TABULA RASA tanımını ilk kez üniversitede aldığım Psikoloji dersinde duyduğumu hatırlıyorum. Bu görüş benim de mantığıma uygun gelmiş olmalı ki, karşı görüşlere kulağımı tıkayıp o zamandan beri hep kafamın bir yerine takılı kaldı.

Şimdi "Tabula Rasa" üzerinde biraz duralım, bakalım yolumuz nereye varacak? Bize "Yoğrulmamış Hamur" diye öğretmişti hocamız, yaklaşık kırk yıl önce. O zamanın iletişim imkanlarını bir düşünün, ne internet, ne çok kanallı TV, ne de akıllı telefonlar var. Belki de o devirde buna kimse Türkçe karşılık türetmemişti. O zamanlar, henüz bilgisayarın bile Türkçe karşılığının olmadığını, bilgisayar yerine "komputı" kelimesinin kullanıldığını düşünürseniz konu daha iyi anlaşılacaktır. Muhtemel odur ki, hocamız kelimelerin bire bir tercümelerini kullanarak çevirmek yerine en uygun Türkçe eşanlamını bulmuş. Bence doğrusunu yapmış. Fakat sonraları, bu Latince terimin Türkçe karşılığı olarak bire bir kelime anlamına denk geldiği düşünülen "Boş Levha" tabiri kullanılmış.

NEDİR BU TABULA RASA?
Bu görüşe göre, insanoğlu yoğrulmamış bir hamur parçası olarak dünyaya geliyor.. Doğduğu andan itibaren, içinde bulunduğu sosyo-ekonomik ve doğal çevre şartlarında yoğruluyor, şekil veriliyor ve karakterinin oluşması sağlanıyor. Bu görüş, uzun süren deneyler yardımıyla kanıtlanmaya çalışılmış ve büyük ölçüde başarıya da ulaşmıştır. Suç işlemeye müsait ortamlarda yetişen bireylerin tamamına yakını, erişkin dönemlerinde suç işlerken, iyi sosyal çevreye sahip çocuklar, ileriki yaşantılarında genel olarak suçtan uzak durmuşlardır. Diğer taraftan ekonomik seviye ile suç arasında benzer ilişkiler kurulmuş ve benzer sonuçlar elde edilmiştir.

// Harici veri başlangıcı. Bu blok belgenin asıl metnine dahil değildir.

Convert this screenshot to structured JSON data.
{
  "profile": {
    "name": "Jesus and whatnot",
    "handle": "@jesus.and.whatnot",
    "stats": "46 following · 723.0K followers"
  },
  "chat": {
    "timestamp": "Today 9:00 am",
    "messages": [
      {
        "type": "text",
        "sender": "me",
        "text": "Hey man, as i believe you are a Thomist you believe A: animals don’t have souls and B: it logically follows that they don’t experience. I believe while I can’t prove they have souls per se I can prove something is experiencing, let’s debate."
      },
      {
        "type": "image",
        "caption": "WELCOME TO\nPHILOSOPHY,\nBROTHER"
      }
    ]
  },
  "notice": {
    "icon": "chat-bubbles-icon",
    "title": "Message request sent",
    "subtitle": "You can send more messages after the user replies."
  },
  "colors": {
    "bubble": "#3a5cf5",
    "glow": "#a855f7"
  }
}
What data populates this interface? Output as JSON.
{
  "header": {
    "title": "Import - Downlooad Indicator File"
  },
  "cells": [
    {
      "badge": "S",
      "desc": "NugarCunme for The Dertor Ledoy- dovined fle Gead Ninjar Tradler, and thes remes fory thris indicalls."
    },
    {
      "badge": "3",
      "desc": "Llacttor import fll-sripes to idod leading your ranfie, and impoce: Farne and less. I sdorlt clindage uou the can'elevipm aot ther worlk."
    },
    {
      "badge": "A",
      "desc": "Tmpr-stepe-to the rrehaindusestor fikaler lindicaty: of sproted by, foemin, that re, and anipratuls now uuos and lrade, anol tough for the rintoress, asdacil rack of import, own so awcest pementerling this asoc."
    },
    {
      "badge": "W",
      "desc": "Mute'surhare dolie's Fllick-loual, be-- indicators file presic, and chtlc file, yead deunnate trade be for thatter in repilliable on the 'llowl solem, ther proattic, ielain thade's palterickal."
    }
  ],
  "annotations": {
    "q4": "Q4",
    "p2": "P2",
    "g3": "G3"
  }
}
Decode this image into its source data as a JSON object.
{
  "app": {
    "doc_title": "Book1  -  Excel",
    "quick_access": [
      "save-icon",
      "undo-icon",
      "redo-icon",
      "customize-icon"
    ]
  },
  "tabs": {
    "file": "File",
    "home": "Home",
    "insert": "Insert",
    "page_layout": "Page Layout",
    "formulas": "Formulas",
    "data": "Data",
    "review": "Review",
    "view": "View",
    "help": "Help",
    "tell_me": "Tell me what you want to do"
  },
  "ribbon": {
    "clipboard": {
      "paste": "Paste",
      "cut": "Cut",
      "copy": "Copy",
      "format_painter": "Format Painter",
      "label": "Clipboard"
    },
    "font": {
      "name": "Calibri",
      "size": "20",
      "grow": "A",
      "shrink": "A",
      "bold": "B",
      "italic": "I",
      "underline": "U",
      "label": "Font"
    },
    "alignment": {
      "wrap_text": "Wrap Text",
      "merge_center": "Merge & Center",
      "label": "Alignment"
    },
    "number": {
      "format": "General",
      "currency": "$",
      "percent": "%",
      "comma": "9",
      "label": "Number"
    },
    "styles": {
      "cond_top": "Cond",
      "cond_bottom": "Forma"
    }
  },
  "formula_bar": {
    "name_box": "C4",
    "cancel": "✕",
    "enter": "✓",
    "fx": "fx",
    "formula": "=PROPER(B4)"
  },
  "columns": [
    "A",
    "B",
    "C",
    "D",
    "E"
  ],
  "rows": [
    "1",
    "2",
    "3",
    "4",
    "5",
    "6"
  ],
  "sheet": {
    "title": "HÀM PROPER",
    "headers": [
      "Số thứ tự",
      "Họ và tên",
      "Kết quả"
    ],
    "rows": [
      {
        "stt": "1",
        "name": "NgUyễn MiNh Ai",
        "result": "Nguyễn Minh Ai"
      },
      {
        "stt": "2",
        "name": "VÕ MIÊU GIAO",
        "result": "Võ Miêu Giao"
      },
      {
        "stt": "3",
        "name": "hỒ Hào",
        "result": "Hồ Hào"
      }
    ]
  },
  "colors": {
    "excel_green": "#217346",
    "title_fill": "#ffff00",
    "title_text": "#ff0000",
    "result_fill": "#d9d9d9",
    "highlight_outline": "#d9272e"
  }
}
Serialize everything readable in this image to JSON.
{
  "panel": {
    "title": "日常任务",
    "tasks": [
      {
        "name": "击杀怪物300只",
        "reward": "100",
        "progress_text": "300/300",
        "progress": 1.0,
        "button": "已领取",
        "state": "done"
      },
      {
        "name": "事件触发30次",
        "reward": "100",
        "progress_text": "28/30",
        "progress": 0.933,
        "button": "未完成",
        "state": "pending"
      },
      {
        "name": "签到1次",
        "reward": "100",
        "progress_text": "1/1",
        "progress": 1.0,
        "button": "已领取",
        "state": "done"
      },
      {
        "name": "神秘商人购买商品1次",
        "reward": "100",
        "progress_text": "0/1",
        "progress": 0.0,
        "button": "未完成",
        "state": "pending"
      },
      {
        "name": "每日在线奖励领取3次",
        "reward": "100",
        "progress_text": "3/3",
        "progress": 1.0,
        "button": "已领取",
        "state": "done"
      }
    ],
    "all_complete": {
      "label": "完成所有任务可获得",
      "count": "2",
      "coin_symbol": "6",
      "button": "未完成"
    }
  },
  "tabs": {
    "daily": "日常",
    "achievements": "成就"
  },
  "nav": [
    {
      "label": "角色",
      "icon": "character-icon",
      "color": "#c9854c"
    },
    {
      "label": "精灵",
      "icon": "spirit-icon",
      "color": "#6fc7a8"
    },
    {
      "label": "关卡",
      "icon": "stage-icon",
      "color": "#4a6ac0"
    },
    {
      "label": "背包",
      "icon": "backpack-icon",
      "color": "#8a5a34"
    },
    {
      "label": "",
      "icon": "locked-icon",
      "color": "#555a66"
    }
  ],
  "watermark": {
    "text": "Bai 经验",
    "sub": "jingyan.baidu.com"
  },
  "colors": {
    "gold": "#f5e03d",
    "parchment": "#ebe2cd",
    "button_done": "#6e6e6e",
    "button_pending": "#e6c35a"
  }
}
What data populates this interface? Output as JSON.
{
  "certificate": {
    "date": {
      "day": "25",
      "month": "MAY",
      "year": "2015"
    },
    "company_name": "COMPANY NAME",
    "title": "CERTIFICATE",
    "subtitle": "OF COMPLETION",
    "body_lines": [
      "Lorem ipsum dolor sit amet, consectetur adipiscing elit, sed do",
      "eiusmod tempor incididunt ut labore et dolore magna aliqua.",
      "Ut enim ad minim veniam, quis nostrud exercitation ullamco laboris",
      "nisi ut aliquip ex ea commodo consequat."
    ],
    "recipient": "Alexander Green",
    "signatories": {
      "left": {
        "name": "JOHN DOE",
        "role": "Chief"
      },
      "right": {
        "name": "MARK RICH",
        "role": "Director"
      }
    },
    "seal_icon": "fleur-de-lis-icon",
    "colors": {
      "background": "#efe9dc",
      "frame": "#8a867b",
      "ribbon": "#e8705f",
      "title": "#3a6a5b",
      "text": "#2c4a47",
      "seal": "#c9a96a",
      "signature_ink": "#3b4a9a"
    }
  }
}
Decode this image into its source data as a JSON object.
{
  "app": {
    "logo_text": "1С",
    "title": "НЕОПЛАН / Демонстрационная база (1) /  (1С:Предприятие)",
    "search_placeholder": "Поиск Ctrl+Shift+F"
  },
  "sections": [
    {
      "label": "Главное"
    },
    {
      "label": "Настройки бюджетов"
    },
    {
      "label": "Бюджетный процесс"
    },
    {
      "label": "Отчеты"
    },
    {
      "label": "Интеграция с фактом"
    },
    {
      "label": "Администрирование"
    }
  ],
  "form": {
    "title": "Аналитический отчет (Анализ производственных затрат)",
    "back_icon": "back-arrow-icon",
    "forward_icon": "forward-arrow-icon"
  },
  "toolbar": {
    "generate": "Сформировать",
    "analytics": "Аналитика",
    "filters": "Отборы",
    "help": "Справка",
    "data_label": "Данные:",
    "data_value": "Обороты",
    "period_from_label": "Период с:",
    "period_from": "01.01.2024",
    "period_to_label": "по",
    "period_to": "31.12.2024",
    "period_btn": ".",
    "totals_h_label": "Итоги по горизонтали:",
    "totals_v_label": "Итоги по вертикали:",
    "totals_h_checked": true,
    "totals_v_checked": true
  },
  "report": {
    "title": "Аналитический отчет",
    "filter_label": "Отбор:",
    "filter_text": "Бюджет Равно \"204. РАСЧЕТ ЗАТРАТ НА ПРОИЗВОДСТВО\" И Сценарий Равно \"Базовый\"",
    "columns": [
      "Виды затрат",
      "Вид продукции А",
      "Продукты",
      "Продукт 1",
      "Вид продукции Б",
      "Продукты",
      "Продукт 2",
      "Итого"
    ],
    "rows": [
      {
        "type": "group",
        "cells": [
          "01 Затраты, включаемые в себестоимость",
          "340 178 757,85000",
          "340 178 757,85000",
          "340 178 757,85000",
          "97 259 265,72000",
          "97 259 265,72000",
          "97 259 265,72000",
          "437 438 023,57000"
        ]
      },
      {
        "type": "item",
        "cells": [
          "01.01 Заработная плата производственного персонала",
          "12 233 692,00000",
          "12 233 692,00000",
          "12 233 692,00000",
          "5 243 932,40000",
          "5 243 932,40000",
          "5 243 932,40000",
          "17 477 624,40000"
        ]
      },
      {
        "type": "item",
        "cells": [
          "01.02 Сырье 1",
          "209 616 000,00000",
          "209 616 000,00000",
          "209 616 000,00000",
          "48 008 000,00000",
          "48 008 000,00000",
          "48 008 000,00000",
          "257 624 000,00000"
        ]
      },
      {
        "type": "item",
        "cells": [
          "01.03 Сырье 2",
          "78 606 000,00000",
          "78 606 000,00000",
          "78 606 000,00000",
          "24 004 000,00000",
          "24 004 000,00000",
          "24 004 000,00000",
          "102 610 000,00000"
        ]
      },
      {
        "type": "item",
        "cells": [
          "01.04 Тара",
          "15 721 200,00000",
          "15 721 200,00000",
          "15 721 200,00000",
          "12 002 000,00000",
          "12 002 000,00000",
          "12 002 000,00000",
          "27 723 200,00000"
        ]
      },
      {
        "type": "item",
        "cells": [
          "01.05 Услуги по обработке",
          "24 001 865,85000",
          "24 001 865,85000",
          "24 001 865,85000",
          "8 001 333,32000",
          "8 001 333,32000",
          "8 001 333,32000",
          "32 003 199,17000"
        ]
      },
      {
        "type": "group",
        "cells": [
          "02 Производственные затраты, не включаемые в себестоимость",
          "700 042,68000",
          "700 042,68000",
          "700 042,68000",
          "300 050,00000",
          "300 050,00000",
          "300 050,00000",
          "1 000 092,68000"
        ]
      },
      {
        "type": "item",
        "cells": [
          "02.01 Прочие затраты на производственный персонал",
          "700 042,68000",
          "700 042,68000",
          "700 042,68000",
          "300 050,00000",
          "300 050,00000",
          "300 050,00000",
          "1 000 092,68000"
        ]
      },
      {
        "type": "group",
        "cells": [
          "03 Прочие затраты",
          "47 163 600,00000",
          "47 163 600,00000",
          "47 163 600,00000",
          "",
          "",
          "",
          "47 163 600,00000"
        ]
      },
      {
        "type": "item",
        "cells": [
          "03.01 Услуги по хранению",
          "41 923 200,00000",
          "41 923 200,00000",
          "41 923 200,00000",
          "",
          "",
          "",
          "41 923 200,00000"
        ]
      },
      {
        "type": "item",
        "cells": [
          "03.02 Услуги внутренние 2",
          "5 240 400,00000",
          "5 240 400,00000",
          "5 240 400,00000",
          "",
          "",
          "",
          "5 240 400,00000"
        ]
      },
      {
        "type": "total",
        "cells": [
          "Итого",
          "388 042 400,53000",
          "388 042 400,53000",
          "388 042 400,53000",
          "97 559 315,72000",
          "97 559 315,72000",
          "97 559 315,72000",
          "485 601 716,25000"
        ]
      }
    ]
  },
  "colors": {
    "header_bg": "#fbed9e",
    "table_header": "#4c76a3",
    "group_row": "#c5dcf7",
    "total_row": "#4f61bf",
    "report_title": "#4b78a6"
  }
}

Tabiatıyla bu tezin getirdiği sonuçlar, kaymak tabakayı ziyadesiyle rahatsız etmeye yetmiştir. Çünkü, bu durumda insan yetiştirmenin en büyük vebali topluma yüklenmiştir. Katil, mahkeme salonunda "Benim bu durumuma bütün toplum sebep olmuştur." dediğinde, bir bakıma bilimsel bir gerçeğin altını çizmiş olacaktır. Bu sorumluluğu taşıyan toplum, adil bir yönetim, gelirde adalet ve eğitim gibi konularda çok daha duyarlı hale gelecek, yönetim erginden bunları sağlamasını talep edecekti.

KARŞI TEZ
Tabula Rasa fikrinin aksini savunanlar, insanın dünyaya bir takım bilgilerle geldiğini, çevre koşullarının etkisi olsa da sonuçta belirleyici olmadığını söylerler. Bu sayede, toplumun ve yönetimin rahat bir nefes aldığını söylemek mümkün. Bu durumda katil, "Beni siz bu hale getirdiniz" diyemez. Katillik senin damarında var, deyip sorumluluğun önemli kısmı genlerin üstüne yıkılır. Bu durumda ne suçlu ne sorumlu kalır geride.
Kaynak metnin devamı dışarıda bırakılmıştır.